= Transitional B cell =

Transitional B cells are B cells at an intermediate stage in their development between bone marrow immature cells and mature B cells in the spleen. Primary B cell development takes place in the bone marrow, where immature B cells must generate a functional B cell receptor (BCR) and overcome negative selection induced by reactivity with autoantigens. Transitional cells can be found in the bone marrow, peripheral blood, and spleen, and only a fraction of the immature B cells that survive after the transitional stage become mature B cells in secondary lymphoid organs such as the spleen.
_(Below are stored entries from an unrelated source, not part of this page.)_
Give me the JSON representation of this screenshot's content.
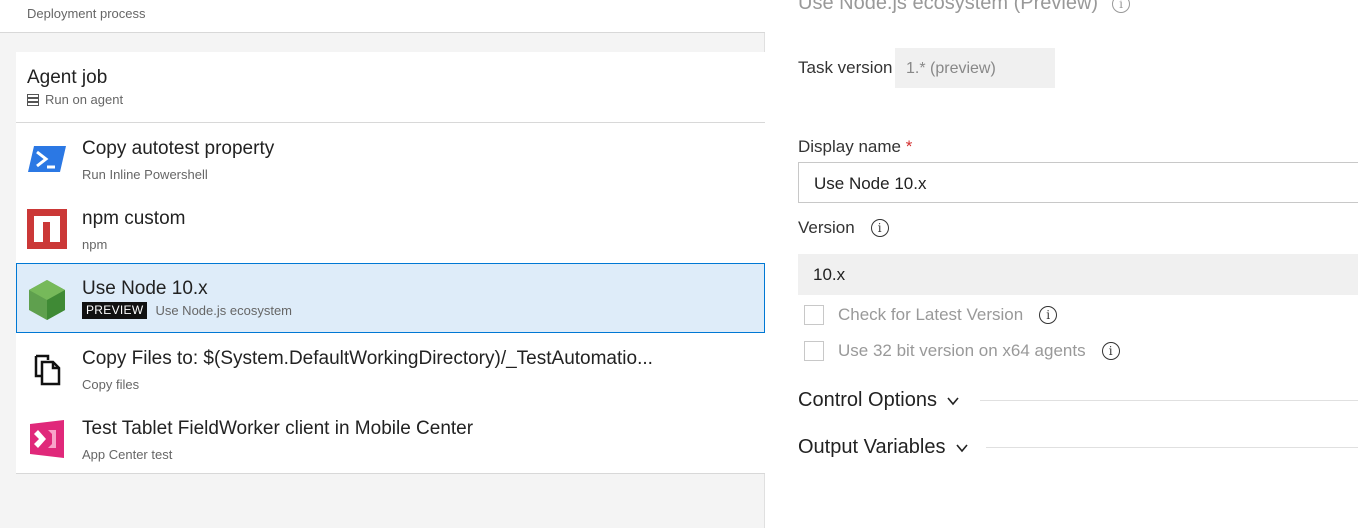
{
  "left": {
    "header_subtitle": "Deployment process",
    "agent_job": {
      "title": "Agent job",
      "subtitle": "Run on agent"
    },
    "tasks": [
      {
        "name": "Copy autotest property",
        "desc": "Run Inline Powershell",
        "icon": "powershell-icon",
        "selected": false
      },
      {
        "name": "npm custom",
        "desc": "npm",
        "icon": "npm-icon",
        "selected": false
      },
      {
        "name": "Use Node 10.x",
        "desc": "Use Node.js ecosystem",
        "badge": "PREVIEW",
        "icon": "nodejs-icon",
        "selected": true
      },
      {
        "name": "Copy Files to: $(System.DefaultWorkingDirectory)/_TestAutomatio...",
        "desc": "Copy files",
        "icon": "copy-files-icon",
        "selected": false
      },
      {
        "name": "Test Tablet FieldWorker client in Mobile Center",
        "desc": "App Center test",
        "icon": "app-center-test-icon",
        "selected": false
      }
    ]
  },
  "right": {
    "title": "Use Node.js ecosystem (Preview)",
    "task_version_label": "Task version",
    "task_version_value": "1.* (preview)",
    "display_name_label": "Display name",
    "display_name_required": "*",
    "display_name_value": "Use Node 10.x",
    "version_label": "Version",
    "version_value": "10.x",
    "check_latest_label": "Check for Latest Version",
    "use32_label": "Use 32 bit version on x64 agents",
    "control_options_label": "Control Options",
    "output_variables_label": "Output Variables"
  },
  "colors": {
    "selected_bg": "#deecf9",
    "selected_border": "#0078d4",
    "required": "#d32f2f"
  }
}
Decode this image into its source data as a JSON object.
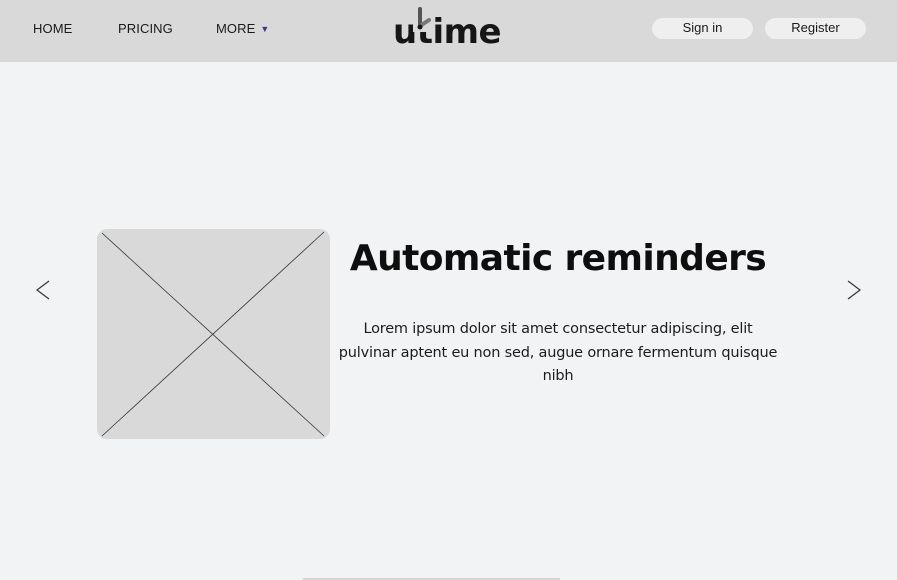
{
  "nav": {
    "home": "HOME",
    "pricing": "PRICING",
    "more": "MORE",
    "more_caret": "▼"
  },
  "logo": {
    "text": "utime",
    "mark_icon": "clock-hand-icon"
  },
  "auth": {
    "sign_in": "Sign in",
    "register": "Register"
  },
  "carousel": {
    "prev_icon": "chevron-left-icon",
    "next_icon": "chevron-right-icon",
    "image_icon": "image-placeholder-icon",
    "title": "Automatic reminders",
    "body": "Lorem ipsum dolor sit amet consectetur adipiscing, elit pulvinar aptent eu non sed, augue ornare fermentum quisque nibh"
  },
  "colors": {
    "header_bg": "#d9d9d9",
    "page_bg": "#f2f3f5",
    "accent": "#3b3a8f",
    "button_bg": "#efefef"
  }
}
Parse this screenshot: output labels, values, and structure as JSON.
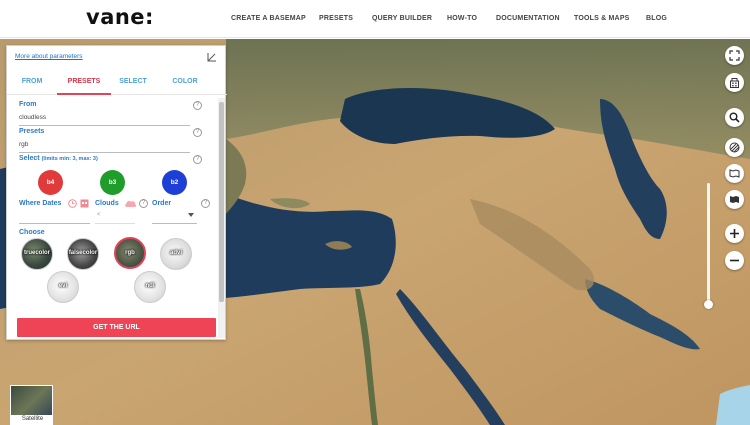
{
  "app": {
    "logo": "vane:"
  },
  "nav": [
    {
      "label": "CREATE A BASEMAP"
    },
    {
      "label": "PRESETS"
    },
    {
      "label": "QUERY BUILDER"
    },
    {
      "label": "HOW-TO"
    },
    {
      "label": "DOCUMENTATION"
    },
    {
      "label": "TOOLS & MAPS"
    },
    {
      "label": "BLOG"
    }
  ],
  "panel": {
    "link": "More about parameters",
    "tabs": [
      {
        "label": "FROM",
        "active": false
      },
      {
        "label": "PRESETS",
        "active": true
      },
      {
        "label": "SELECT",
        "active": false
      },
      {
        "label": "COLOR",
        "active": false
      }
    ],
    "from": {
      "label": "From",
      "value": "cloudless"
    },
    "presets": {
      "label": "Presets",
      "value": "rgb"
    },
    "select": {
      "label": "Select",
      "hint": "(limits min: 3, max: 3)",
      "bands": [
        {
          "label": "b4",
          "color": "#e03a3a"
        },
        {
          "label": "b3",
          "color": "#1f9d2a"
        },
        {
          "label": "b2",
          "color": "#1d3fd6"
        }
      ]
    },
    "where_dates": {
      "label": "Where Dates"
    },
    "clouds": {
      "label": "Clouds",
      "value": "<"
    },
    "order": {
      "label": "Order"
    },
    "choose": {
      "label": "Choose",
      "options": [
        {
          "label": "truecolor",
          "selected": false
        },
        {
          "label": "falsecolor",
          "selected": false
        },
        {
          "label": "rgb",
          "selected": true
        },
        {
          "label": "advi",
          "selected": false
        },
        {
          "label": "evi",
          "selected": false
        },
        {
          "label": "ndi",
          "selected": false
        }
      ]
    },
    "get_url": "GET THE URL"
  },
  "basemap": {
    "label": "Satellite"
  },
  "colors": {
    "accent": "#ef4456",
    "link": "#2a79c4",
    "active_tab": "#d9344a"
  },
  "icons": [
    "collapse-icon",
    "fullscreen-icon",
    "building-icon",
    "search-icon",
    "layers-icon",
    "map-icon",
    "map-fill-icon",
    "zoom-in-icon",
    "zoom-out-icon",
    "clock-icon",
    "calendar-icon",
    "cloud-icon",
    "help-icon"
  ]
}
==Characteristics of transitional cells==

The term "transitional B cell" was first used in 1995 for cells that are developmentally intermediate between immature bone marrow B lineage cells and fully mature naïve B cells in the peripheral blood and secondary lymphoid tissues, found in mice. In humans, it is postulated that the transitional cells, after leaving the bone marrow, are subjected to peripheral checks to prevent the production of autoantibodies. Transitional B cells that survive selection against autoreactivity develop eventually into naive B cells. Given the fact that only a small fraction of immature B cells survive the transition to the mature naive stage, the transitional B cell compartment is widely believed to represent a key negative selection checkpoint for autoreactive B cells. All transitional B cells are high in heat-stable antigen (HSA, CD24) relative to their mature counterparts and express the phenotypic surface markers AA4.

==T1 and T2==
There are two transitional stages for the B cells in mouse, T1 and T2, with the T1 stage occurring from its migration from the bone marrow to its entry into the spleen, and the T2 stage occurring within the spleen where they developed into mature B cells. As in the mouse, human transitional cells can be found in the bone marrow, peripheral blood, and spleen. However, in contrast to the nuanced models proposed in the mouse, thus far human studies have, by and large, described a rather homogeneous population of transitional B cells (T1/T2) defined by the expression of high levels of CD24, CD38 and CD10.

Overall there is general agreement on the markers used to separate the subpopulations, although some differences exist in the number of subgroups and in the functional characteristics of the T2 population. T1 B cells are distinguished from the other subsets by the following surface marker characteristics: they are IgM^{hi}IgD^{−}CD21^{−}CD23^{−}, whereas T2 B cells retain high levels of surface IgM but are also IgD^{+}CD21^{+} and CD23^{+}. Differences in functional characteristics of the T2 subpopulation reported by different laboratories are unexplained, although they might be due to differences in isolation strategies. In any case, there is consensus that T2 B cells clearly differ functionally from T1 B cells.